How to find an ellipse given a set of $x$ and $y$ values?

Question

I have the function $f(x,y) = ax^2 + bxy + cy^2 + dx + ey + 1 = 0$, and have a set of 10 $x$ values and corresponding $y$ values where

$x = (x_1, x_2, ... x_{10})$

$y = (y_1, y_2, ... y_{10})$

And need to find values of $a,b,c,d,e$ that form an ellipse that all of these values (approximately) lie on. I can put all 10 $x$ and $y$ values into the function to get a set of 10 equations with 5 unknowns, but then how would I go about writing this in the form $Av = b$, where $v$ is the column vector $(a,b,c,d,e)^T$?

Vectors/matrices are not my strong point.

Answer 1

Five equations suffice to fix the ellipse in position.
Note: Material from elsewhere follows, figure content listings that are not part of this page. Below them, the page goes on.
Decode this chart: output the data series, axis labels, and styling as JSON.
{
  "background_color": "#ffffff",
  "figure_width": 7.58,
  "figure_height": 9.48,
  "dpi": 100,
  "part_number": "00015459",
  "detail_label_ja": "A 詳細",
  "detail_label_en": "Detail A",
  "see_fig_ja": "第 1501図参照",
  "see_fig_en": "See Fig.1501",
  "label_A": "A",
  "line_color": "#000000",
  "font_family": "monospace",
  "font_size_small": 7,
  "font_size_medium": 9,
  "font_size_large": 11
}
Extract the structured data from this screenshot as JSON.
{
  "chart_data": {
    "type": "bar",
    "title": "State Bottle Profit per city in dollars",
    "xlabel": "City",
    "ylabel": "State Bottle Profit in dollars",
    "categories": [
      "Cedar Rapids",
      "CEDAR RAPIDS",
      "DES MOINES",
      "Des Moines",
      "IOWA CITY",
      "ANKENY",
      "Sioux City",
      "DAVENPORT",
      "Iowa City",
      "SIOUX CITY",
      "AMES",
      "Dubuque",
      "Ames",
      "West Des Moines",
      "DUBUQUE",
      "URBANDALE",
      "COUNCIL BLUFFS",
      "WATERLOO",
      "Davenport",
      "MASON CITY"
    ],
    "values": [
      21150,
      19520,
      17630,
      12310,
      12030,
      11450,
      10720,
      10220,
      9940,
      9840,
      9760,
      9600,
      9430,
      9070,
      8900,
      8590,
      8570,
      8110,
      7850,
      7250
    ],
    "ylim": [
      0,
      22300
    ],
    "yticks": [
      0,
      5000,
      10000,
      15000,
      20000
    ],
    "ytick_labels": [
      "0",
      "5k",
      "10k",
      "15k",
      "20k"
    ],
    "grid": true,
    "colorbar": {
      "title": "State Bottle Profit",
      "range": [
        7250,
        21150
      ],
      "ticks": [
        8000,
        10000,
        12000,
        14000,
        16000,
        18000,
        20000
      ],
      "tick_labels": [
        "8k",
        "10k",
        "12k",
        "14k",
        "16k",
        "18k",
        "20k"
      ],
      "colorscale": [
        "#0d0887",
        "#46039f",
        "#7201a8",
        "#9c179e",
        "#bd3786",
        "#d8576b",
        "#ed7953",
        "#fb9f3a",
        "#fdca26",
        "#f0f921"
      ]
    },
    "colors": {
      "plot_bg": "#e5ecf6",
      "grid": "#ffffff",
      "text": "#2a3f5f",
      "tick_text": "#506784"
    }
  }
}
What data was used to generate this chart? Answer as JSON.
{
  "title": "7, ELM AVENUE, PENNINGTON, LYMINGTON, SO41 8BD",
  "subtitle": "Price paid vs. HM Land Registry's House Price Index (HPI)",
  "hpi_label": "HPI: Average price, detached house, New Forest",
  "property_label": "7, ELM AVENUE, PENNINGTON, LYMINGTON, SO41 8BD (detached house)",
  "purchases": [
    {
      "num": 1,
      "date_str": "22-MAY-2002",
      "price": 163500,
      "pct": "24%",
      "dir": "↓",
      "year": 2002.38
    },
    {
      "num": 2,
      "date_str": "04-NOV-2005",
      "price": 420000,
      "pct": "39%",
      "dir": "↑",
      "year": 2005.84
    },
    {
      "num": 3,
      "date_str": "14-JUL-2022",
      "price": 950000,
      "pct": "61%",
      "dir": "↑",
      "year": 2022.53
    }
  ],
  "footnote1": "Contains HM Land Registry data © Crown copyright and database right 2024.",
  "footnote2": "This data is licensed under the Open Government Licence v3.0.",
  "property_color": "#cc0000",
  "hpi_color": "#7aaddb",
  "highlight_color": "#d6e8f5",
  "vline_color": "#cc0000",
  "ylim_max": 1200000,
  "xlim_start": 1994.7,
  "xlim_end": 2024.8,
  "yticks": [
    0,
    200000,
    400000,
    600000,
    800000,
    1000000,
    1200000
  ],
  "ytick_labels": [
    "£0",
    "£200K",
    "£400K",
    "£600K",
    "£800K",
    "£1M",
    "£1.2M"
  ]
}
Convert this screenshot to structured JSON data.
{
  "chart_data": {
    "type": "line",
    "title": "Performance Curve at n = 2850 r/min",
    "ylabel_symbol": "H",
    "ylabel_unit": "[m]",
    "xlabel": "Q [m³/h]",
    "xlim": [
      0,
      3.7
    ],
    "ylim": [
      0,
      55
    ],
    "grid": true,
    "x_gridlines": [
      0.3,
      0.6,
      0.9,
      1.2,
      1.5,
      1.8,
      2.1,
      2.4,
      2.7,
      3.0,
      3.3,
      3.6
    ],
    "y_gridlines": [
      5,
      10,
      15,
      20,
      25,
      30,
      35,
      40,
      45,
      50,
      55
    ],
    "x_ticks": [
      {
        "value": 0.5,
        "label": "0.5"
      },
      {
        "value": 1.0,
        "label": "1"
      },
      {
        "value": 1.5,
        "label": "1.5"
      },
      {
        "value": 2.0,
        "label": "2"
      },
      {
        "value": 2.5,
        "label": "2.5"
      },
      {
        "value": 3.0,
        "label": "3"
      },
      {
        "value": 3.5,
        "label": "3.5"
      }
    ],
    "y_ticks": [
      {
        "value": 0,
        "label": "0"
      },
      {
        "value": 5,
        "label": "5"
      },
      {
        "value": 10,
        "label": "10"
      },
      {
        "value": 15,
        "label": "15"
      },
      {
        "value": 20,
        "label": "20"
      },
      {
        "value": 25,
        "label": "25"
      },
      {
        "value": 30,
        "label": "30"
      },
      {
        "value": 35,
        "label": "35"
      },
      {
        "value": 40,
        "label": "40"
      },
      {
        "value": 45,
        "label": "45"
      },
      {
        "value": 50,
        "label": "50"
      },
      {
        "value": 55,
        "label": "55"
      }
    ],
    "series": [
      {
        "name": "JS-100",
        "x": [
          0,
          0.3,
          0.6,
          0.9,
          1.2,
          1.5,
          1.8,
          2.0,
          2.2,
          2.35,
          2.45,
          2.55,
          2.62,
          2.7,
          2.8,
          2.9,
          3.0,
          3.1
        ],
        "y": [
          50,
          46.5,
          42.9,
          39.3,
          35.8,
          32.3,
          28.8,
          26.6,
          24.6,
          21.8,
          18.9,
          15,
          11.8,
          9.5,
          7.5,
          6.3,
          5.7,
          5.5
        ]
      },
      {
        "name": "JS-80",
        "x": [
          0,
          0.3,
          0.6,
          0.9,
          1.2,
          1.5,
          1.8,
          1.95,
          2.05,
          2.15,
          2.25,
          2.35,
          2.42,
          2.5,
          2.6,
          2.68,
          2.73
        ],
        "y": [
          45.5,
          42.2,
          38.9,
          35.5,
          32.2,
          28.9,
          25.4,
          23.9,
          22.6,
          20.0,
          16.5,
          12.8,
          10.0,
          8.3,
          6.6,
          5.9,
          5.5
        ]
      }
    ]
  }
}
Any five points determine an ellipse. So a lot of ellipse combinations$ (^{10} C_5)$ can be drawn.

If 10 points are given and you wish to use all of them equitably in the solution a least squares ellipse curve fit can be found by minimization of deviations.

Answer 2

You need to do some sort of least-squares fitting.

In other words, you take a variable ellipse, and you compute the sum of the squares of the distances from this ellipse to the ten points. You adjust the ellipse to make this sum-of-squares a minimum. The problem is difficult, because it's hard to even compute the distance from one point to an ellipse.

There is a rough outline of the mathematics in section 7 of this document.. The same web site also has C++ code. I haven't used this particular function, but I have used other software from this site, and found it to be very high quality.